Experts annotate the inputs, creating an enriched set of data labels. Example: Annotate pathology reports, including symptoms, diagnosis, medication set, and pathology slides. Modalities: Text, image, DICOM, waveform, multi-modal.

Benchmark / Ground-Truth Generation

Experts author canonical answers/case keys and lock them as test sets with versioning. Example: Create a prompt-bank that verifies model’s knowledge in women’s health. Modalities: Text, image, audio, multi-modal.

Model Stumping

Doctors asking questions that lead to a factually incorrect result. Creates a set of problematic questions that a model needs to be improved on. Example: Probe a model for time-line handling for oncology patients. Modalities: Text, image, multi-modal.

Write/Rewrite

Experts provide the correct answer to pre-created prompts. Example: Write correct answers to a given set of prompts. Modalities: Text.

Rubric-Based Evaluations

Clinicians score model outputs against rubrics; includes calibration rounds and adjudication. Example: Evaluate model for clinical reasoning, using Diagnostic Reasoning, Symptom Recognition Beyond Patient Report, Symptom Severity Assessment, Treatment, Procedures metrics. Modalities: Text, image, video, multi-modal.

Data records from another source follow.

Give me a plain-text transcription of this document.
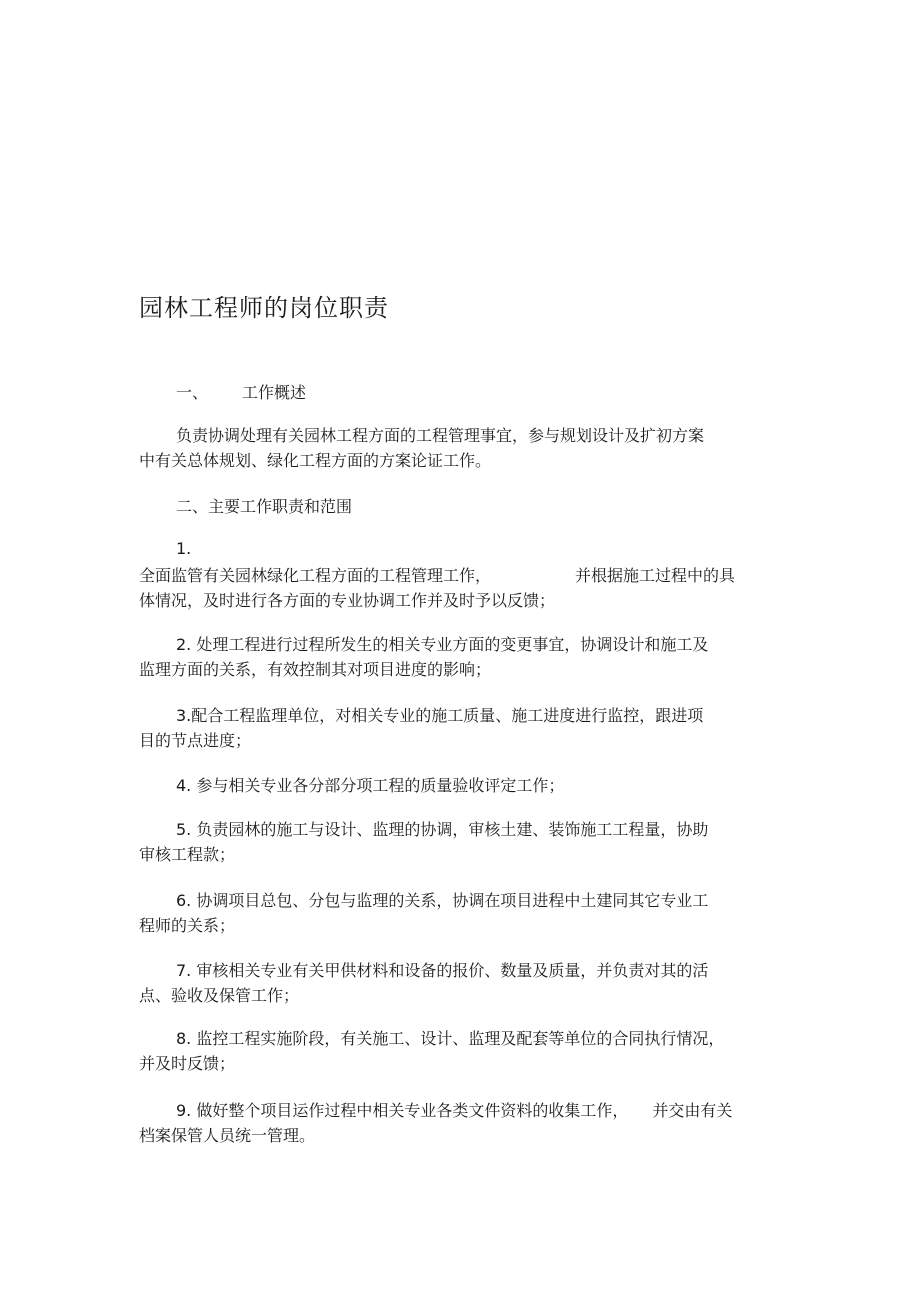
园林工程师的岗位职责
一、 工作概述
负责协调处理有关园林工程方面的工程管理事宜，参与规划设计及扩初方案
中有关总体规划、绿化工程方面的方案论证工作。
二、主要工作职责和范围
1.
全面监管有关园林绿化工程方面的工程管理工作，	并根据施工过程中的具
体情况，及时进行各方面的专业协调工作并及时予以反馈；
2. 处理工程进行过程所发生的相关专业方面的变更事宜，协调设计和施工及
监理方面的关系，有效控制其对项目进度的影响；
3.配合工程监理单位，对相关专业的施工质量、施工进度进行监控，跟进项
目的节点进度；
4. 参与相关专业各分部分项工程的质量验收评定工作；
5. 负责园林的施工与设计、监理的协调，审核土建、装饰施工工程量，协助
审核工程款；
6. 协调项目总包、分包与监理的关系，协调在项目进程中土建同其它专业工
程师的关系；
7. 审核相关专业有关甲供材料和设备的报价、数量及质量，并负责对其的活
点、验收及保管工作；
8. 监控工程实施阶段，有关施工、设计、监理及配套等单位的合同执行情况，
并及时反馈；
9. 做好整个项目运作过程中相关专业各类文件资料的收集工作， 并交由有关
档案保管人员统一管理。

Prompt-Based Rubric Generation

Experts design rubrics from prompts and adjust them based on the output. Example: Generate a set of rubrics for psychiatry use-case, focused on severe conditions. Modalities: Text.

Feedback Collection

Clinicians are asked to use a model/agent and provide feedback. Example: Using an actual product, create 20 conversations to test a model’s knowledge on patient triage, ask a model to schedule a visit, and provide supporting documentation. Review and share feedback on the provided documentation. Modalities: Text, image, multi-modal.

Preference Ranking

Experts are asked to interact with a model/agent and select the best response on each turn. Example: Chat with a copilot agent designed to help reduce the workflow for a nurse. On each turn, pick the best option and provide a quick feedback using selected tags as to why you picked a given option. Modalities: Text, image, multi-modal.

Red Teaming

Clinicians craft adversarial prompts and scenarios to expose dangerous behaviors; deliver reproducible failure sets with mitigations. Example: Timeline handling using pregnancy, cancer, and mental health conditions. Modalities: Text, image.

Human Trajectories

Capture expert step-by-step problem-solving (plan → tool call → observation → revision) to teach agents safe tool use. Example: ED physician traces: plan workup, order labs, interpret results, update assessment/plan with reasoning at each step. Modalities: Text.

Other Projects

Other projects include creating realistic conversations, step-specific evals, user-in-the-loop preference mimicking, prod log triage and many many others. We treat each project as a unique entity, quickly spinning it up based on the desired design. The time to spin up a project on Lumos platform is approximately 3 days.